Some of the nieves are sorbets, made with fruit and water, and some are made with milk, but none of them are made with cream and eggs, so they are light and icy in a good way. I remembered there was a church in the center (there are lots of churches) where there was a courtyard I went to with my dad to get nieves. Eventually, we found the church, and then the courtyard, but due to construction there were no vendors. Darn…man, its pretty hot. Oh, wait, there they are! They moved! Tucked along the outside wall facing the street, the stalls looked temporary with many tarps shielding them from traffic and sun, but also cozy, (cast iron tables, glassware and tv). All the stalls sell nieves, so you have to pick one based on how many people are in line (the more the better) or flavors they have, or in our case a totally arbitrary one. (But a winner!!) I tasted leche quemada (burned milk, hoping for it to be something akin to burnt caramel, but this was not so.) And then nuez (nuts, or pecan) and it was so wonderful I ordered that right away.
Danielle got nuez and cajeta (goat milk caramel, a slightly funky yummy flavor). I hadn’t realized I could get two flavors in my cup at once (duh) and the vendor offered to switch one out but I went tunnel vision at this point and all I could see and and taste and feel at this point was sweet, hydrating, pecan-city nieves de nuez. Later I wished I had tasted elote (corn) mamey (a seasonal fruit), the zapotes (more fruits), and beso oaxaqueno (oaxacan kiss..I have no idea what this could mean), but of course I didn’t regret my decision.

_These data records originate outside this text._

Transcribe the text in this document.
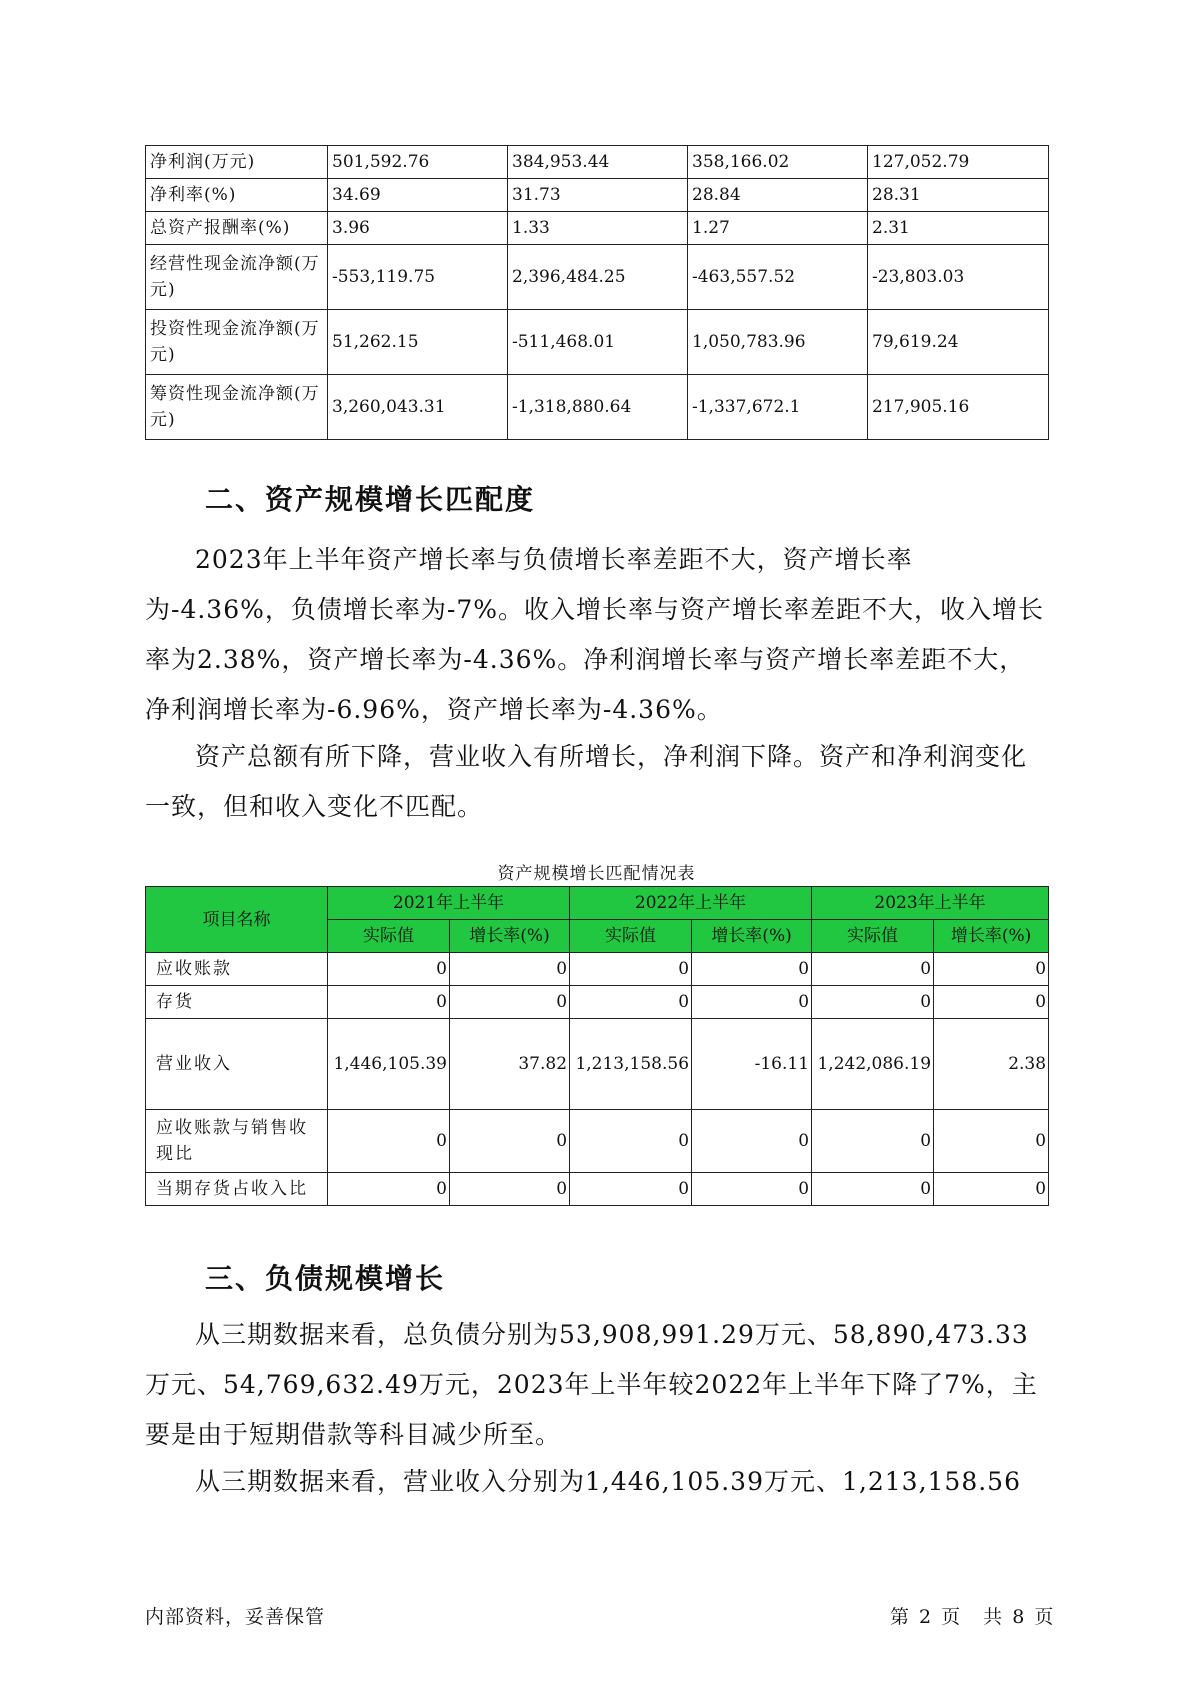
净利润(万元)	501,592.76	384,953.44	358,166.02	127,052.79
净利率(%)	34.69	31.73	28.84	28.31
总资产报酬率(%)	3.96	1.33	1.27	2.31
经营性现金流净额(万元)	-553,119.75	2,396,484.25	-463,557.52	-23,803.03
投资性现金流净额(万元)	51,262.15	-511,468.01	1,050,783.96	79,619.24
筹资性现金流净额(万元)	3,260,043.31	-1,318,880.64	-1,337,672.1	217,905.16
二、资产规模增长匹配度
2023年上半年资产增长率与负债增长率差距不大，资产增长率为-4.36%，负债增长率为-7%。收入增长率与资产增长率差距不大，收入增长率为2.38%，资产增长率为-4.36%。净利润增长率与资产增长率差距不大，净利润增长率为-6.96%，资产增长率为-4.36%。
资产总额有所下降，营业收入有所增长，净利润下降。资产和净利润变化一致，但和收入变化不匹配。
资产规模增长匹配情况表
项目名称	2021年上半年		2022年上半年		2023年上半年	
	实际值	增长率(%)	实际值	增长率(%)	实际值	增长率(%)
应收账款	0	0	0	0	0	0
存货	0	0	0	0	0	0
营业收入	1,446,105.39	37.82	1,213,158.56	-16.11	1,242,086.19	2.38
应收账款与销售收现比	0	0	0	0	0	0
当期存货占收入比	0	0	0	0	0	0
三、负债规模增长
从三期数据来看，总负债分别为53,908,991.29万元、58,890,473.33万元、54,769,632.49万元，2023年上半年较2022年上半年下降了7%，主要是由于短期借款等科目减少所至。
从三期数据来看，营业收入分别为1,446,105.39万元、1,213,158.56
内部资料，妥善保管	第 2 页　共 8 页
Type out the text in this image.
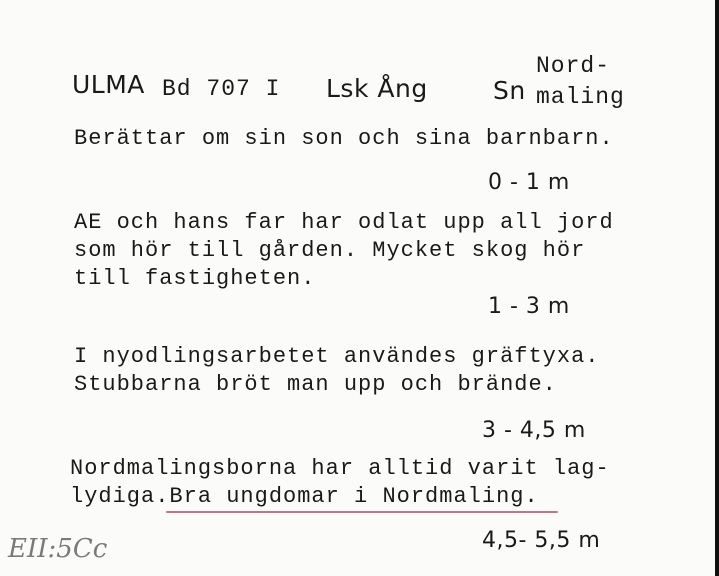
ULMA Bd 707 I Lsk Ång	Sn
Nord-
maling
Berättar om sin son och sina barnbarn.
0 - 1 m
AE och hans far har odlat upp all jord
som hör till gården. Mycket skog hör
till fastigheten.
1 - 3 m
I nyodlingsarbetet användes gräftyxa.
Stubbarna bröt man upp och brände.
3 - 4,5 m
Nordmalingsborna har alltid varit lag-
lydiga.Bra ungdomar i Nordmaling.
4,5- 5,5 m
EII:5Cc
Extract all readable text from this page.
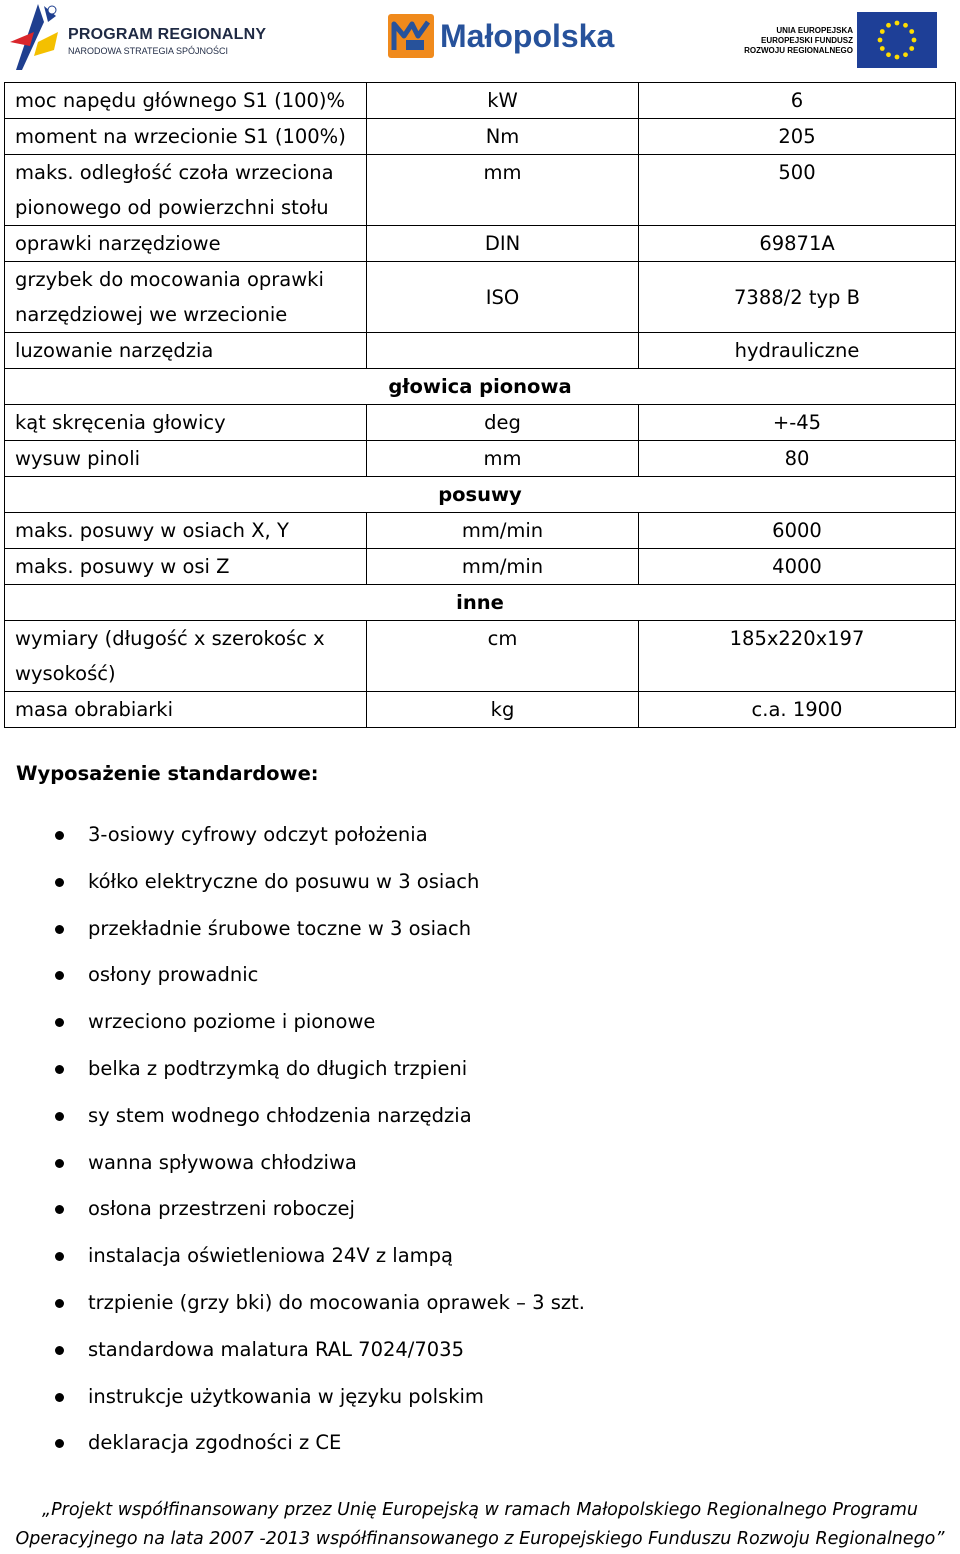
PROGRAM REGIONALNY
NARODOWA STRATEGIA SPÓJNOŚCI	Małopolska	UNIA EUROPEJSKA
EUROPEJSKI FUNDUSZ
ROZWOJU REGIONALNEGO
moc napędu głównego S1 (100)%	kW	6
moment na wrzecionie S1 (100%)	Nm	205

maks. odległość czoła wrzeciona
pionowego od powierzchni stołu	mm	500
oprawki narzędziowe	DIN	69871A

grzybek do mocowania oprawki
narzędziowej we wrzecionie	ISO	7388/2 typ B
luzowanie narzędzia		hydrauliczne
głowica pionowa		
kąt skręcenia głowicy	deg	+-45
wysuw pinoli	mm	80
posuwy		
maks. posuwy w osiach X, Y	mm/min	6000
maks. posuwy w osi Z	mm/min	4000
inne		

wymiary (długość x szerokośc x
wysokość)	cm	185x220x197
masa obrabiarki	kg	c.a. 1900
Wyposażenie standardowe:
3-osiowy cyfrowy odczyt położenia
kółko elektryczne do posuwu w 3 osiach
przekładnie śrubowe toczne w 3 osiach
osłony prowadnic
wrzeciono poziome i pionowe
belka z podtrzymką do długich trzpieni
sy stem wodnego chłodzenia narzędzia
wanna spływowa chłodziwa
osłona przestrzeni roboczej
instalacja oświetleniowa 24V z lampą
trzpienie (grzy bki) do mocowania oprawek – 3 szt.
standardowa malatura RAL 7024/7035
instrukcje użytkowania w języku polskim
deklaracja zgodności z CE
„Projekt współfinansowany przez Unię Europejską w ramach Małopolskiego Regionalnego Programu
Operacyjnego na lata 2007 -2013 współfinansowanego z Europejskiego Funduszu Rozwoju Regionalnego”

My frozen treat loving companion was adamant that we do. This. Every. Day. But there was so much to see we didn’t make it back. Danielle and I walked a bunch of blocks up Tinoco Y Palacios in the shade in a state of extreme bliss I will never forget.
Lucky for you and me I was able to recreate the product pretty dead on. Excepting for the fact that I used an ice cream maker, and for a slight difference in milk/terroir/exhaust fumes etc..
1/2 cup toasted pecans
3 cups whole milk
1/2 cup sugar
1 tsp sweet rice flour or cornstarch
pinch of kosher salt
Yields 1 quart.
Toast the pecans in a dry cast iron, let them cool, then rough chop. Be sure to gather up any fine pecan dust as well as the larger pieces. Put all ingredients in a sauce pot and heat gently for about 15-20 minutes. Dont let the milk boil and stir often so the starch thickens the mixture slightly, and it doesn’t get too hot. You want the sugar to dissolve and the pecans to impart their flavor to the milk.
Pour the mixture into a stainless bowl and set it in a ice bath, and stir until chilled enough to put in the fridge. After about an hour, run through an ice cream maker, store in a quart container, and fluff with a fork.